Thursday, February 23, 2017

Some Came Running

Year 9, Day 54 - 2/23/17 - Movie #2,554

BEFORE: There's now under 24 hours left in this Kickstarter campaign that I'm working on, for an independent animated feature about how biology and neuroscience affect people's ability to fall in love and decide to get married - and it's been a few solid days of tweeting and messaging people, trying to get them to retweet the links.  In a way, those of us on the social media team are like the showgirls in "Pal Joey" - we'll exchange a tweet for a tweet, we'll post funny photos or creative hashtags if we think it will get the campaign more attention.  If you want us to do the striptease number, hey, we'll consider it - as long as you retweet for us.

While I cue up another classic Sinatra film, here's what's coming up tomorrow in TCM's "31 Days of Oscar" line-up:
6:00 AM The Sheepman (1958)
7:30 AM Shenandoah (1965)
9:30 AM Show Boat (1951)
11:30 AM The Silver Chalice (1954)
2:00 PM Singin' in the Rain (1952)
3:45 PM The Slipper and the Rose (1976)
6:15 PM Small Town Girl (1953)
8:00 PM Some Like It Hot (1959)
10:15 PM Spartacus (1960)
1:45 AM Speedy (1928)
3:30 AM The Spirit of St. Louis (1957)

Another 11 films, and I've seen 4 of them - "Singin' in the Rain", "Some Like It Hot", "Spartacus" and "The Spirit of St. Louis", bringing me up to 100 seen out of 267.  Just another 7 days to go!


THE PLOT: The alcoholic and bitter veteran and former writer Dave Hirsch returns to his hometown in Indiana, followed by a vulgar and easy woman with whom he spent his last night in Chicago.  Dave is also attracted to the beautiful daughter of his former professor, who idolizes his work as a writer.

AFTER: Now I'm wondering how many times Frank Sinatra played a louse of a man, torn between two women - because this is the third time I've seen that in a week.  And I'm doubly sorry I didn't schedule "Can-Can", because I could have had Shirley MacLaine carry over from that film along with Sinatra.
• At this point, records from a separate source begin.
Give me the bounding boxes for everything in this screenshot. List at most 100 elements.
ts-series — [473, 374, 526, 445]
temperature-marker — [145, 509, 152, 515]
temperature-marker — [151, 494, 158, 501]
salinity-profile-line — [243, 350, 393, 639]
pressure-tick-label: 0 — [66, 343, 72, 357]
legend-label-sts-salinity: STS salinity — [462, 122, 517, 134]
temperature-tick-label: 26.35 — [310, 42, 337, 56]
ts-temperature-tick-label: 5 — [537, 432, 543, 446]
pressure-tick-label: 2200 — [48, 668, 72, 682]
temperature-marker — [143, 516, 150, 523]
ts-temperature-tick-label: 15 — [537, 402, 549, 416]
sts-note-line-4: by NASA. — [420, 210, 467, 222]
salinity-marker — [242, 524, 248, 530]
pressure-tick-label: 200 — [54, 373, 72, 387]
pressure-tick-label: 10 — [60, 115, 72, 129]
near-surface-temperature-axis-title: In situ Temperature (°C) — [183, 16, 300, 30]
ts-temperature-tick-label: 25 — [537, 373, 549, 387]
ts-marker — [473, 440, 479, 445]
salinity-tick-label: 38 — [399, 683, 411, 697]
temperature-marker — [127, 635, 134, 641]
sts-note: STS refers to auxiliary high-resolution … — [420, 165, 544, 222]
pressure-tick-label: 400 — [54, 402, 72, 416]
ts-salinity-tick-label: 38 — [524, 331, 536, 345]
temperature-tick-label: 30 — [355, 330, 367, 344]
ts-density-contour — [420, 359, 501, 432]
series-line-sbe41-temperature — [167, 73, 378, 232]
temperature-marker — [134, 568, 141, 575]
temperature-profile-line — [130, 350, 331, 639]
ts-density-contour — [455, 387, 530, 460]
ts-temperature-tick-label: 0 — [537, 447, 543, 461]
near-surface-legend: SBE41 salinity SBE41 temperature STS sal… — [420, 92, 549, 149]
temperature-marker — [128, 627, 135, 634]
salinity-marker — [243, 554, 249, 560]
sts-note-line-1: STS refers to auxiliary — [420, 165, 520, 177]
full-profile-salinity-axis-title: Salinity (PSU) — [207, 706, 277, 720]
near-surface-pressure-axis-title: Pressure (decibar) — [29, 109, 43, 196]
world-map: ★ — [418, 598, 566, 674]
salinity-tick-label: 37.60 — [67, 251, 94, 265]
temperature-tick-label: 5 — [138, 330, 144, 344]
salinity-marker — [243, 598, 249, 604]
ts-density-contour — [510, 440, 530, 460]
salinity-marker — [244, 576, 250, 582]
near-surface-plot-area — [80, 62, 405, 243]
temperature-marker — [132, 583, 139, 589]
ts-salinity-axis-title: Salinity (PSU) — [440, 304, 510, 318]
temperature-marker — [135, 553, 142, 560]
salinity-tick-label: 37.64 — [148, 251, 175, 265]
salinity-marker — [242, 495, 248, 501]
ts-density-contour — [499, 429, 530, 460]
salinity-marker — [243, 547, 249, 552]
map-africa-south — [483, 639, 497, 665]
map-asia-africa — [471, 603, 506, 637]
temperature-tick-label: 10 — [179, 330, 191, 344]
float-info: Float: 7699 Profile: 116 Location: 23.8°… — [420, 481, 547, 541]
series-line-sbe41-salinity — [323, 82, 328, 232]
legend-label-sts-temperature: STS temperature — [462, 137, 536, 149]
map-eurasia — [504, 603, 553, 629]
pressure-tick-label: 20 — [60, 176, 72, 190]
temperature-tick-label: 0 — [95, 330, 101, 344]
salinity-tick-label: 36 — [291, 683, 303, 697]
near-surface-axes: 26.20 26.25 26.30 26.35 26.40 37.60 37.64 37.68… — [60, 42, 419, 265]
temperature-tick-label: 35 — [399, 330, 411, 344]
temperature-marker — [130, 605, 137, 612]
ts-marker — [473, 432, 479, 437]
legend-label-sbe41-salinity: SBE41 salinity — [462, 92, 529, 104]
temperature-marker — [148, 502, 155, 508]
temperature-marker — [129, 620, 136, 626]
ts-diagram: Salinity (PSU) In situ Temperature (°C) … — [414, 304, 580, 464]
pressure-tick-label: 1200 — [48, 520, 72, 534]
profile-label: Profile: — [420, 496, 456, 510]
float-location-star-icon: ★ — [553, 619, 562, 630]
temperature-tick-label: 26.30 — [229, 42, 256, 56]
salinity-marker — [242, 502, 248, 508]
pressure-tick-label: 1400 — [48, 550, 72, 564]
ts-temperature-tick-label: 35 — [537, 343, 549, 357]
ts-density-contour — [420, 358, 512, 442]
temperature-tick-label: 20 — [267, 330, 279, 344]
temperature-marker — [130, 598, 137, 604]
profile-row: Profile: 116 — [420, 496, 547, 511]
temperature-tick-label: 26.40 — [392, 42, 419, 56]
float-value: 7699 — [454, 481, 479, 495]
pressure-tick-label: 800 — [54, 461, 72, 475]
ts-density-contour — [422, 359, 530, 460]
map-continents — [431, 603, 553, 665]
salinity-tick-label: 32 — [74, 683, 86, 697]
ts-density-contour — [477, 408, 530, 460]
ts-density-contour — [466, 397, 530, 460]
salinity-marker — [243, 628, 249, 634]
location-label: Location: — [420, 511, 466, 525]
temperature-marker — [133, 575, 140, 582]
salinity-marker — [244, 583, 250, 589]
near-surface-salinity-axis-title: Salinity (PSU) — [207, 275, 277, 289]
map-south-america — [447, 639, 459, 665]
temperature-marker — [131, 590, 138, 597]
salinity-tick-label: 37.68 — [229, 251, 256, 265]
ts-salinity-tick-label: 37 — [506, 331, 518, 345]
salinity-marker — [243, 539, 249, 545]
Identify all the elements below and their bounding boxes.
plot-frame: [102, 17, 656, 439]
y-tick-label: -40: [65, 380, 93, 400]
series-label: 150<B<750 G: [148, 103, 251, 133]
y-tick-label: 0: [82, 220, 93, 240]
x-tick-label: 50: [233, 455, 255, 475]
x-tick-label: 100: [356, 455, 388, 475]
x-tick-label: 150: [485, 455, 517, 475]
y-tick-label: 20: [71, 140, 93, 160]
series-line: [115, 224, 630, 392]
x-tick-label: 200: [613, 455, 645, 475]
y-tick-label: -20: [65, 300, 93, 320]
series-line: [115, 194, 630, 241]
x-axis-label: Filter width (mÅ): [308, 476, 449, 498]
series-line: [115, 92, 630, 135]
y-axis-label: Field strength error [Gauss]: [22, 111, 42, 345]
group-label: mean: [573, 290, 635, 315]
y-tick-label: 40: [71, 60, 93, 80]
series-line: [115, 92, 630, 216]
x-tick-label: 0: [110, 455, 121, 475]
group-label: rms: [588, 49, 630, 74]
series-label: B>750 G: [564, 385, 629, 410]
And once again, Frank's at the focal point of a love triangle - last night he had to decide between the rich former showgirl and the poor current showgirl (some would say that's a nice problem to have...) and tonight it's a choice between the educated woman who seems afraid (or incapable) of loving him back, and the uneducated woman who loves him unconditionally.  OK, so that's more of a poser - should he marry for intellectual stimulation, or, umm, physical stimulation?  Maybe that's putting too fine a point on it.

The situation may be similar, but there are no songs for Frank to sing here, or opportunities to get up on stage.  Instead he plays poker with a guy named Bama, and keeps getting into various forms of trouble that get the whole town talking.  And everything he does gets under the skin of his older brother, even when his older brother is found having an affair with his secretary, somehow the older brother can't admit that he's at fault in that situation.  And when the brother's daughter finds out about her father's affair, she dumps her steady boyfriend and runs off to Terre Haute to get into trouble.  But Frank's character happens to be there and puts her on a bus back to Parkman.  And STILL he doesn't get credit for his good deed.

As I've seen before in other films with love triangles, whichever woman he chooses, he's always going to wonder what would have happened with the other.  But at least he realizes at some point that it's better to put your love energy toward the woman that loves you back, rather than the one who can't seem to display something close to interest.  That's about as close to a moral lesson as we're going to find here, I think.  Oh, and maybe don't drink a full fifth of whiskey every day.

Also starring Dean Martin (last seen in "Artists and Models"), Shirley Maclaine (last seen in "Bernie"), Martha Hyer (last seen in "The Chase"), Arthur Kennedy (last seen in "Elmer Gantry"), Nancy Gates (last seen in "The Magnificent Ambersons"), Leora Dana, Betty Lou Kelm, Larry Gates, Connie Gilchrist (last seen in "Song of the Thin Man").